Images as Data

Author

Michael Achmann-Denkler

Published

January 15, 2024

Within the computational social science community and their neighbouring disicplines, the concept of Images as Data is currently being established (Peng, Lock, and Ali Salah 2023; Joo and Steinert-Threlkeld 2022), equivalent to the Text as Data paradigm. From a Digital Humanities perspective Arnold and Tilton (2023) have developed a concept of Distant Viewing. Both concepts deal with the theory and application of visual analyses using computational methods, with similar very similar ends: as with computational text analyses, computational visual analyses promise to open a new, quantitative, perspective incorporating volumes of data unfeasable for human processing.

Work-In-Progress

This chapter is an early darft. The amout of literature is currently limited.

Automated Visual Analysis

Peng, Lock, and Ali Salah (2023) regard images as data within the context of social media effect studies. Their perspective emphasizes the transformation of visual content into quantifiable insights through computational methods, enabling data-driven analysis. They highlight the application of computer vision and machine learning techniques to analyze various visual elements like color, texture, and object presence. Recognizing the mass of images on social media as rich data sets, they underline the importance of these images for the understanding of trends and cultural shifts in visual communication. However, they also acknowledge the complexities of analyzing images, including the need to understand the context and subtleties they embody. Additionally, they point out the potential of multimodal analysis, which combines text, visual, and audio components, to provide deeper insights into the complex interplay among different communication channels. Furthermore, they emphasize the critical importance of validating prediction, mapping theoretical relevance, and identifying biases in automated visual analysis. Overall, their approach integrates technical analysis with a deep understanding of the cultural and contextual aspects of images as data.

Distant Viewing

Distant Viewing, according to Arnold and Tilton (Arnold and Tilton 2023, ch. 1), is a methodology for the computational exploration and analysis of large collections of digital images. This approach is rooted in theories from a range of disciplines, including visual semiotics, media studies, communication studies, information science, and data science. It represents a significant shift from traditional manual methods of image analysis to a more automated, data-driven approach.

In their conception, Distant Viewing is not just about the technical analysis of images through computer vision algorithms, but also about understanding and interpreting the cultural, social, and historical contexts of these images. Arnold and Tilton emphasize the importance of structured annotations in this process, as they serve as crucial mediators that help in decoding and interpreting visual data. They advocate for a critical and reflexive approach to the use of Distant Viewing, urging users to be aware of the biases and power dynamics inherent in the way we “look” at images and the technological tools used for this purpose.

Overall, Distant Viewing as conceptualized by Arnold and Tilton represents a comprehensive framework for the analytical engagement with visual materials, blending computational approach with theory to better understand the visual culture of the digital age.

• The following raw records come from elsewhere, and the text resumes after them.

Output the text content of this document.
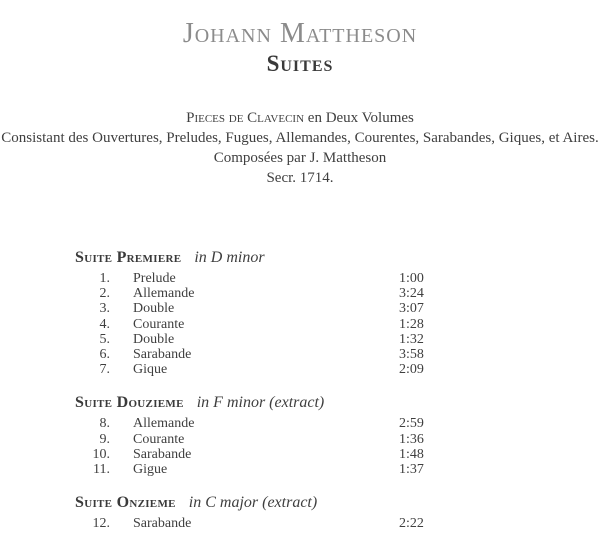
Johann Mattheson
Suites
Pieces de Clavecin en Deux Volumes
Consistant des Ouvertures, Preludes, Fugues, Allemandes, Courentes, Sarabandes, Giques, et Aires.
Composées par J. Mattheson
Secr. 1714.
Suite Premiere in D minor
1.	Prelude	1:00
2.	Allemande	3:24
3.	Double	3:07
4.	Courante	1:28
5.	Double	1:32
6.	Sarabande	3:58
7.	Gique	2:09
Suite Douzieme in F minor (extract)
8.	Allemande	2:59
9.	Courante	1:36
10.	Sarabande	1:48
11.	Gigue	1:37
Suite Onzieme in C major (extract)
12.	Sarabande	2:22
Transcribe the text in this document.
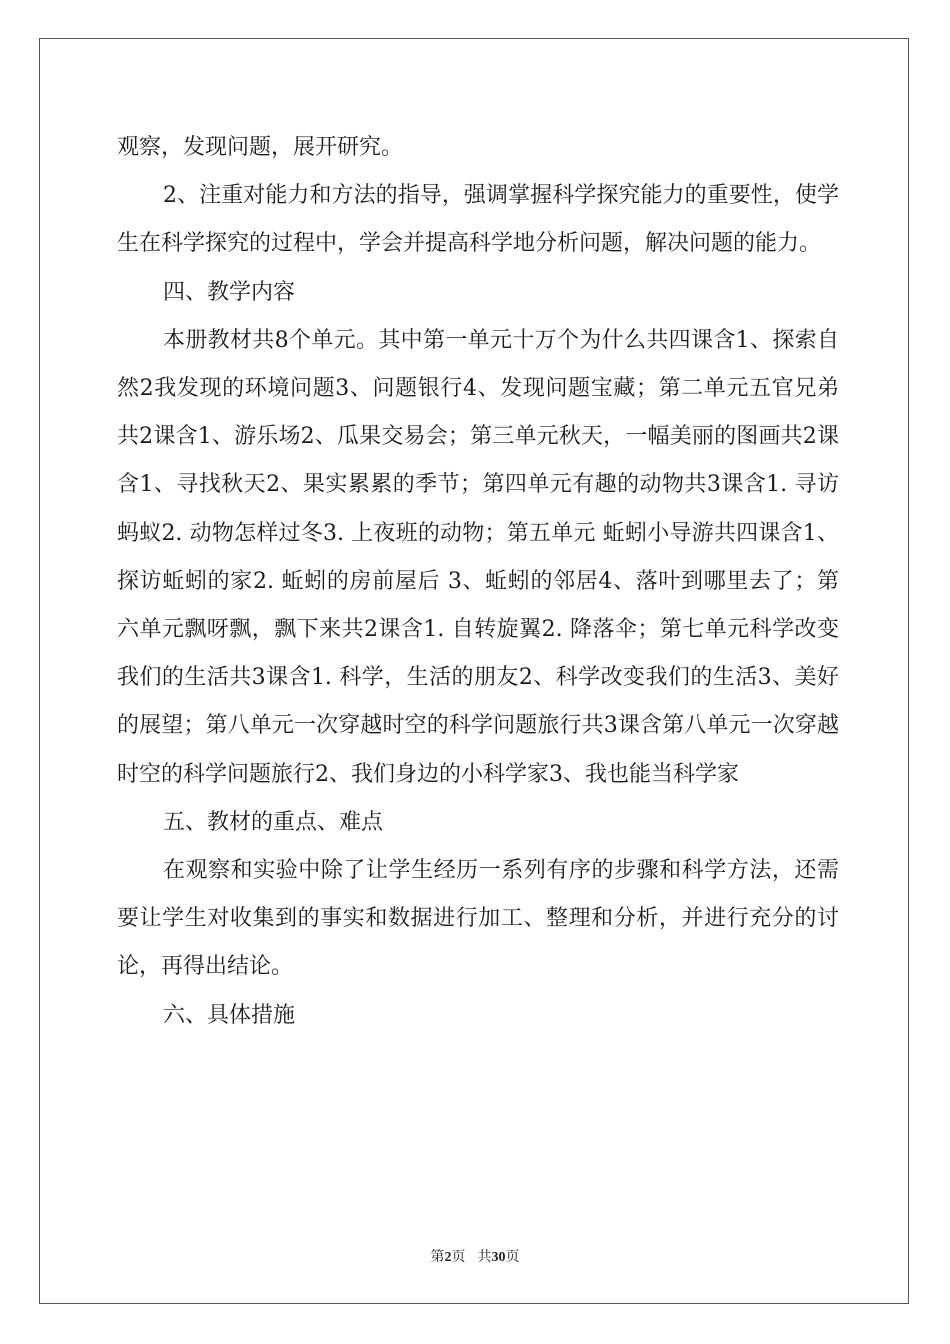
观察，发现问题，展开研究。

2、注重对能力和方法的指导，强调掌握科学探究能力的重要性，使学生在科学探究的过程中，学会并提高科学地分析问题，解决问题的能力。

四、教学内容

本册教材共8个单元。其中第一单元十万个为什么共四课含1、探索自然2我发现的环境问题3、问题银行4、发现问题宝藏；第二单元五官兄弟共2课含1、游乐场2、瓜果交易会；第三单元秋天，一幅美丽的图画共2课含1、寻找秋天2、果实累累的季节；第四单元有趣的动物共3课含1. 寻访蚂蚁2. 动物怎样过冬3. 上夜班的动物；第五单元 蚯蚓小导游共四课含1、探访蚯蚓的家2. 蚯蚓的房前屋后 3、蚯蚓的邻居4、落叶到哪里去了；第六单元飘呀飘，飘下来共2课含1. 自转旋翼2. 降落伞；第七单元科学改变我们的生活共3课含1. 科学，生活的朋友2、科学改变我们的生活3、美好的展望；第八单元一次穿越时空的科学问题旅行共3课含第八单元一次穿越时空的科学问题旅行2、我们身边的小科学家3、我也能当科学家

五、教材的重点、难点

在观察和实验中除了让学生经历一系列有序的步骤和科学方法，还需要让学生对收集到的事实和数据进行加工、整理和分析，并进行充分的讨论，再得出结论。

六、具体措施

第2页 共30页
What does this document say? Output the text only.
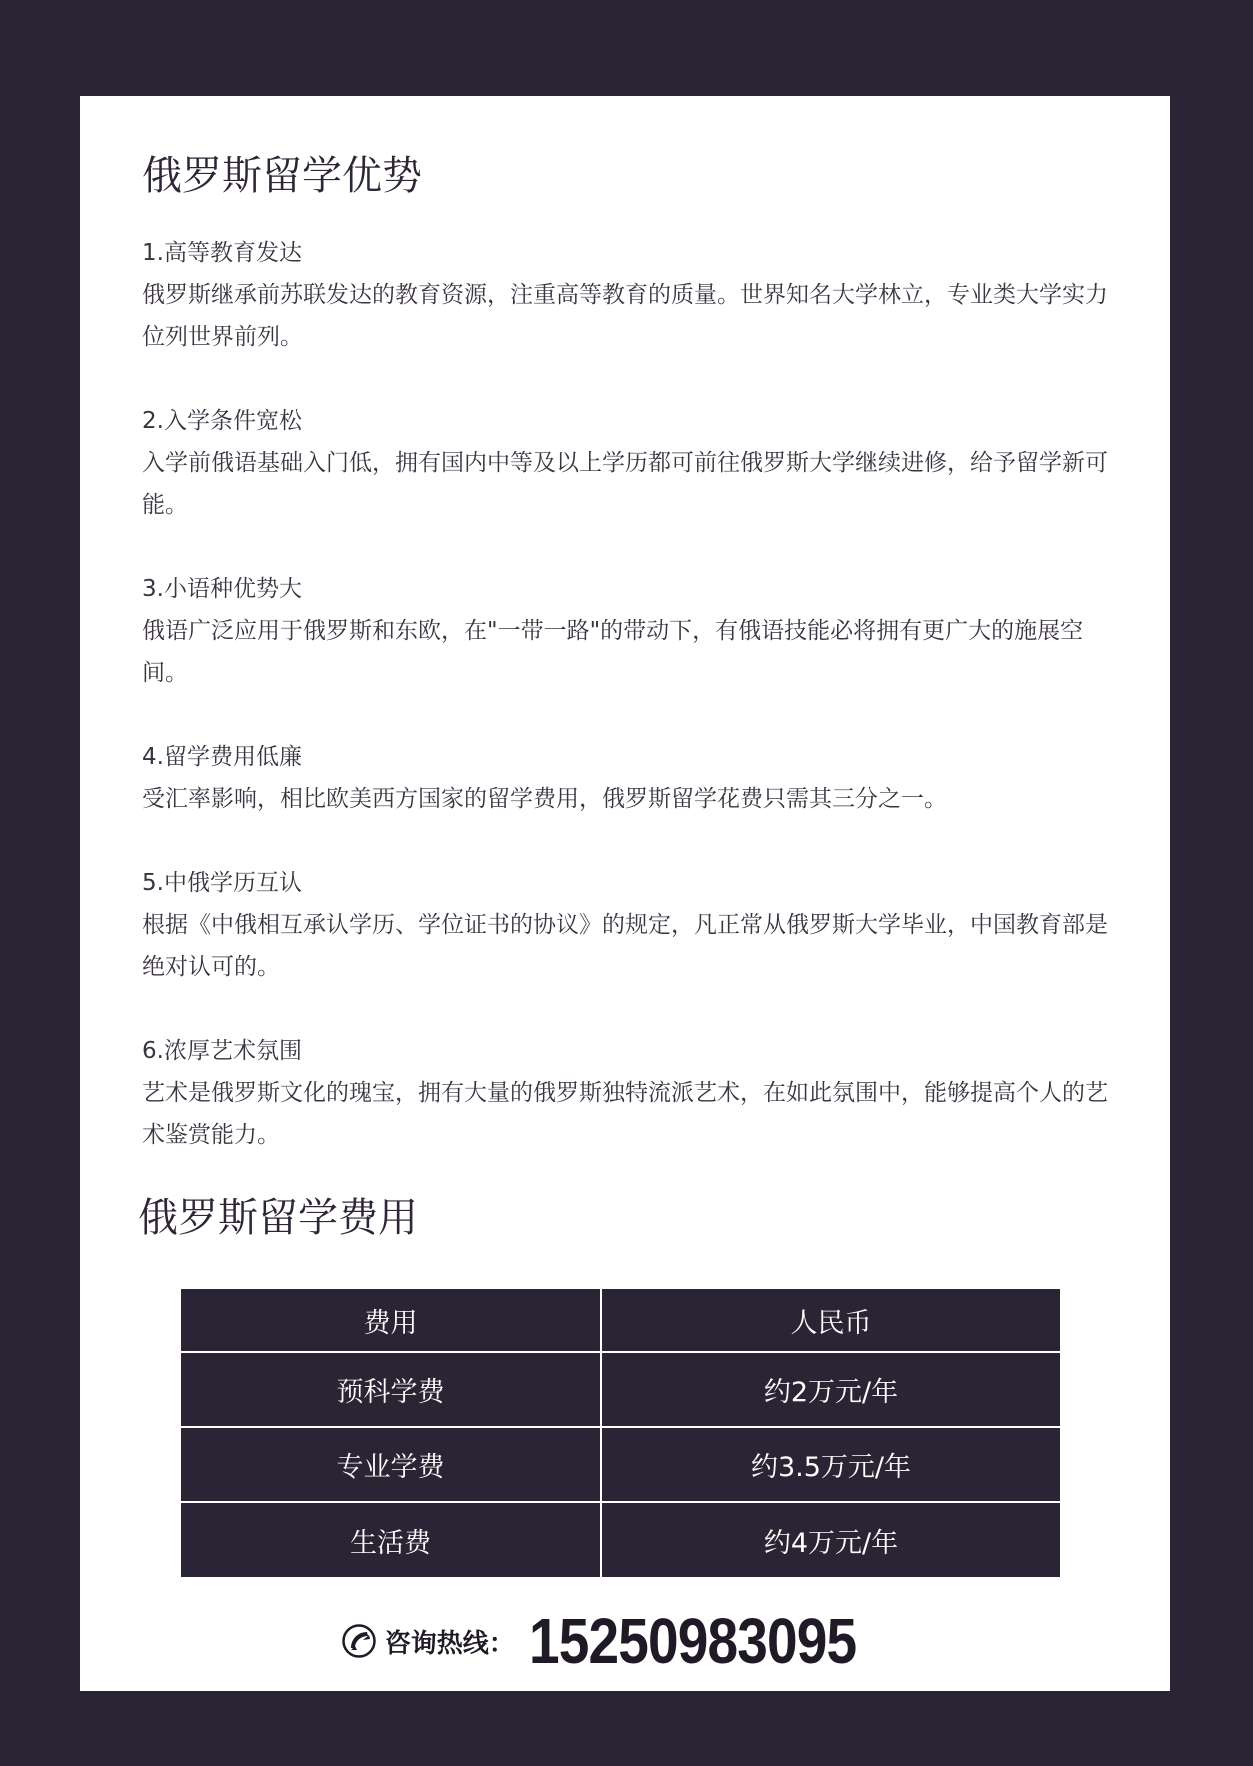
俄罗斯留学优势
1.高等教育发达
俄罗斯继承前苏联发达的教育资源，注重高等教育的质量。世界知名大学林立，专业类大学实力位列世界前列。
2.入学条件宽松
入学前俄语基础入门低，拥有国内中等及以上学历都可前往俄罗斯大学继续进修，给予留学新可能。
3.小语种优势大
俄语广泛应用于俄罗斯和东欧，在"一带一路"的带动下，有俄语技能必将拥有更广大的施展空间。
4.留学费用低廉
受汇率影响，相比欧美西方国家的留学费用，俄罗斯留学花费只需其三分之一。
5.中俄学历互认
根据《中俄相互承认学历、学位证书的协议》的规定，凡正常从俄罗斯大学毕业，中国教育部是绝对认可的。
6.浓厚艺术氛围
艺术是俄罗斯文化的瑰宝，拥有大量的俄罗斯独特流派艺术，在如此氛围中，能够提高个人的艺术鉴赏能力。
俄罗斯留学费用
费用	人民币
预科学费	约2万元/年
专业学费	约3.5万元/年
生活费	约4万元/年
咨询热线： 15250983095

Computer Vision Applications

Peng, Lock, and Ali Salah (2023) list several computer vision applications useful for the analysis of social media in context of communication science. Let’s quickly outline these, with regard to our projects and seminar:

Object Detection: Many models and services return bounding boxes and labels: The bounding boxes are a polygon and its coordinates in relation to the image, the detectable objects are usually defined by a finite list of labels. Knowing about the presence of objects, or counting them, can already serve as a good foundation for classification tasks. Humans are occassionally regarded as objects. We will use object detection for both, exploration and classification.
Face Detection & Matching, Facial Attributes & Emotions: Several commercial APIs and open source models offer face detection. Similar to object detection, face detection usually returns a bounding box for each face located in an image. Some models return more landmarks (e.g. left eye, right eye, mouth, …). Advanced systems (e.g. deepface for python) offer to compare faces with one another, by comparing faces on new images with labelled faces in our database, we can calculate the similarity and deduce who is pictured. I have experimented with face detection and matching for analyses in the context of political communication, notebooks and more are available upon request.
Text Detection (OCR): We have already applied OCR in the Text as Data session. Commercial provides, like Google Vision AI, offer cheap OCR through their API, which is sometimes more useful than setting up your own notebook. In my (limited) experience, the quality between the commercial API and easyocr was very similar.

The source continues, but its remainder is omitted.